Nearly $50 million earmarked for housing, and we still have 11,000 homeless drug addicts living on the streets? How is this possible? And how is it possible to spend $802,000 on “administration” unless there are some fat salaries and benefits being paid?
“The 2022 Homeless Count resulted in 330 in-person interviews conducted with individuals sleeping in unsheltered locations throughout Sacramento County,” Sacramento Steps Forward reported.
“The vast majority of people experiencing homelessness continue to be from SacramentoCounty, despite concern that many are from other communities. A commonmisperception of people experiencing homelessness is that most are ‘transients,’ from’out of town,’ or ‘outsiders of the community,'” the Sacramento Steeps Forward report claims.
Every homeless advocate I’ve spoken with about the origin of Sacramento’s homeless says this is not accurate. These are not our neighbors, as city officials would have us believe. The homeless claim to be from Sacramento so they won’t be put on a one-way bus back to family where they came from. According to City Councilman Sean Loloee who interviews the homeless along Roseville Road in his district, it takes him two or three site visits before they admit where they originate from. And most every one is from another state, but traveled here for the legendary government tolerance of the homeless, as well for the promises of tiny homes, hotel rooms, and free benefits. But most are drug addicted and just want to be left alone to live the street life of drug addiction, according to homeless advocates.
It’s that tolerance which has made Sacramento such a homeless-friendly city. This photo epitomizes this:
The William Land Park golf course is a lovely, well-used 9-hole municipal course in the middle of the 160-acre park.
A boatload of money has been spent on the homeless crisis in the Sacramento region, but mostly within the City of Sacramento, which appears to only have facilitated the growth.
I remember President Ronald Reagan’s message about this: “If you want more of something, subsidize it; if you want less of something, tax it.”
I’m less eloquent with my own stray cat theory: If you leave food out each night for a couple of stray cats, within one week you will be feeding 50. It’s a type of subsidy.
The city and county continue to ignore actual successful, proven programs to help change the lives of the homeless, drug addicted and mentally ill.

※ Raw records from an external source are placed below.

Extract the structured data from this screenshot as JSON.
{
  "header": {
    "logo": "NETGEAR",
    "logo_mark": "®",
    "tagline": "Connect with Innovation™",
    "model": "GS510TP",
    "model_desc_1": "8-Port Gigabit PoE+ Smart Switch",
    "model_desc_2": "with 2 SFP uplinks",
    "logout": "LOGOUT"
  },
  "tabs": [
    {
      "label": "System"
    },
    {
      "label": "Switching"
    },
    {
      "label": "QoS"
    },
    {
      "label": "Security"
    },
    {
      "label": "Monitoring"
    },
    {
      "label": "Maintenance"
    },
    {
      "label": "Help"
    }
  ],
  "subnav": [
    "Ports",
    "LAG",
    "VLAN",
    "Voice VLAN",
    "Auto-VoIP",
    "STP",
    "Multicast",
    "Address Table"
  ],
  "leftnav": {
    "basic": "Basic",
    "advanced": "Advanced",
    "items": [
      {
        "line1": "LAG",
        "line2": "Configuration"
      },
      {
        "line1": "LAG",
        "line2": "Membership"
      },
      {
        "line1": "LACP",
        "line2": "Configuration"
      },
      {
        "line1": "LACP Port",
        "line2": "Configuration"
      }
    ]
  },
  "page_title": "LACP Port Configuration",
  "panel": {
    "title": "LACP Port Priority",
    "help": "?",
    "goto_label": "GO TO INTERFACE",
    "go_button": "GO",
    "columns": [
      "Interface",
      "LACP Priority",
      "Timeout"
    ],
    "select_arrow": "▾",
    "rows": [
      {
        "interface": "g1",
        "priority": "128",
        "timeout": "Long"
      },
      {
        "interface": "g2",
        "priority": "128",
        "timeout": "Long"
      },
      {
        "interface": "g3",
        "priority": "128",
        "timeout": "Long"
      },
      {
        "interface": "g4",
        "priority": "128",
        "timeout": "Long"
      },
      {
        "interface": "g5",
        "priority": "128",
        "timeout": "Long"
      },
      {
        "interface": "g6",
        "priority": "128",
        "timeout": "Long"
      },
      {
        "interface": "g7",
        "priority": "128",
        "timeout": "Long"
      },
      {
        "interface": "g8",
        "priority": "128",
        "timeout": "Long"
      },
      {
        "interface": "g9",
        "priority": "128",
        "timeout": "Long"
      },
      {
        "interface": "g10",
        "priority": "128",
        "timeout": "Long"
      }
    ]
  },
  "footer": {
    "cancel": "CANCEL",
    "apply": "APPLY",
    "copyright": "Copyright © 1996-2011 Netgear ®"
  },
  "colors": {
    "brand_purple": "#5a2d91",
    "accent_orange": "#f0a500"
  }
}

We have several in Sacramento including the Union Gospel Mission and St. John’s Center for Real Change. San Antonio Texas is home to the Haven For Hope, which also has astounding success in getting homeless addicts and mentally ill off the street, triaged and into proper programs for treatment and recovery… Or ongoing treatment.
Here are a few more recent photos of life in Sacramento:
When is Sacramento going to grow up and start electing people who care about governing?